Cependant cette opposition entre la proto-industrie rurale et les
formes industrielles concentrées qui marqueront notre modernité, et qui
donna lieu à des luttes luddistes très particulières, est marquée par
une longue dualité. Car il n’y a pas disparition du jour au lendemain
des anciennes formes industrielles pour de nouvelles, mais bien
coexistence.
La nouvelle disponibilité énergétique.
Les historiens relativisent aujourd'hui la puissance de la " Révolution
industrielle ", et notamment dans le domaine des nouvelles énergies de
l'époque. En effet, si la machine à vapeur va permettre à partir du
milieu du XIX siècle de limiter la dépendance à l’énergie hydraulique,
celle-ci a pourtant résister, car les marchands-fabricants préfèrent
encore souvent amortir des installations qui ne leur coûtent pas grand
chose. Ainsi, en France en 1840, pour ce qui concerne la
proto-industrie rurale, on compte 2000 manèges (actionnés par des
animaux) pour la machinerie, et près de 45 000 moulins hydrauliques et
éoliens. De plus, du fait de la rareté du charbon fossile dans le
sous-sol national, la cherté de cette énergie permet un maintien de
l’énergie hydraulique qui bénéficie même des progrès de la technique
(1860 : invention de la turbine centrifuge Bergès). Ainsi à l'opposé
d'une vision un peu rapide de la " Révolution industrielle ",
l’hydraulique connaît même un renouveau à la fin du XIX siècle avec le
développement de l’hydro-électricité permettant une revitalisation de
la proto-industrie rurale.
Une longue persistance du dualisme industriel en France.

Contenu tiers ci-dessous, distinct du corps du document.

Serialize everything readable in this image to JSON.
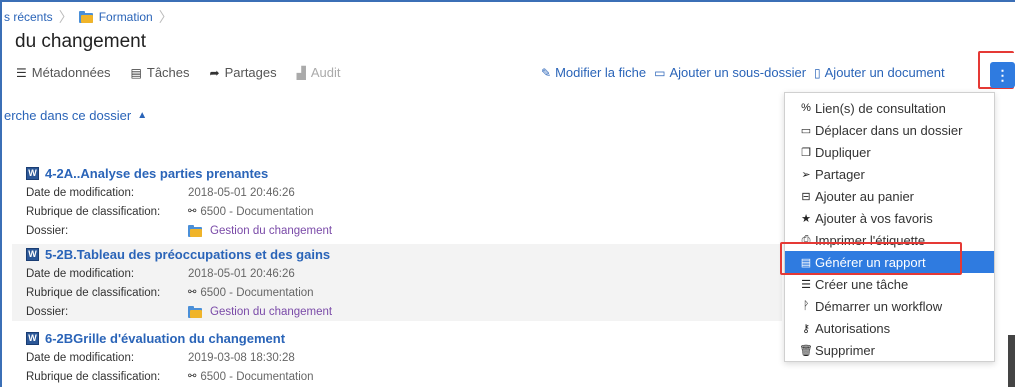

Au XIX siècle, la proto-industrie rurale et les formes urbaines
d’industrie concentrée coexistent autant de façon concurrente que
complémentaire. Et malgré le renversement de tendance à partir de 1860,
la P.I. se maintient en France, jusqu’en 1930. Et 1931 marque en
France, l'année d'équilibre entre la population rurale et la population
urbaine. Désormais la concentration urbaine qui n'est que la forme
spatiale (le " dispositif spatial ") de l'interdépendance échangiste de
l'économie qui s'invente, ne cessera de croître. A la fin du XVIIIe
siècle, la France connaissait 80% de ruraux. En 2007, elle connaîtra
80% d'urbains concentrés sur seulement 20% du territoire national.
Entre les deux, l'économie a été inventée.
[1] Concept inventé en 1972 par Mendels.
[2] Notons que des historiens actuels comme Levy-Leboyer ou François
Crouzet réfutent par exemple la notion de « décollage » pour la France,
car on ne peut considérer l’industrialisation comme un phénomène
national. L’industrialisation en Europe se fait en effet seulement à
partir de pôles régionaux (Rhénanie, Catalogne, Piémont, Milanais,
nébuleuses proto-industrielles plus diffuses en France). De plus, la
France à la différence de ces autres pays est un pays de plus vielle
industrialisation.
[3] La mécanisation de l’industrie textile cotonnière ne touche que la filature et pas le reste de la chaîne.
[4] En 1880, en Italie, les femmes forment 90% de la main-d’œuvre de la proto-industrie rurale.
[5] Ainsi le code forestier de 1827 vise à protéger la forêt contre les
droits communautaires (ramassage du bois mort, cueillette des produits
forestiers, etc), et pour les usages de l’industrie dispersée.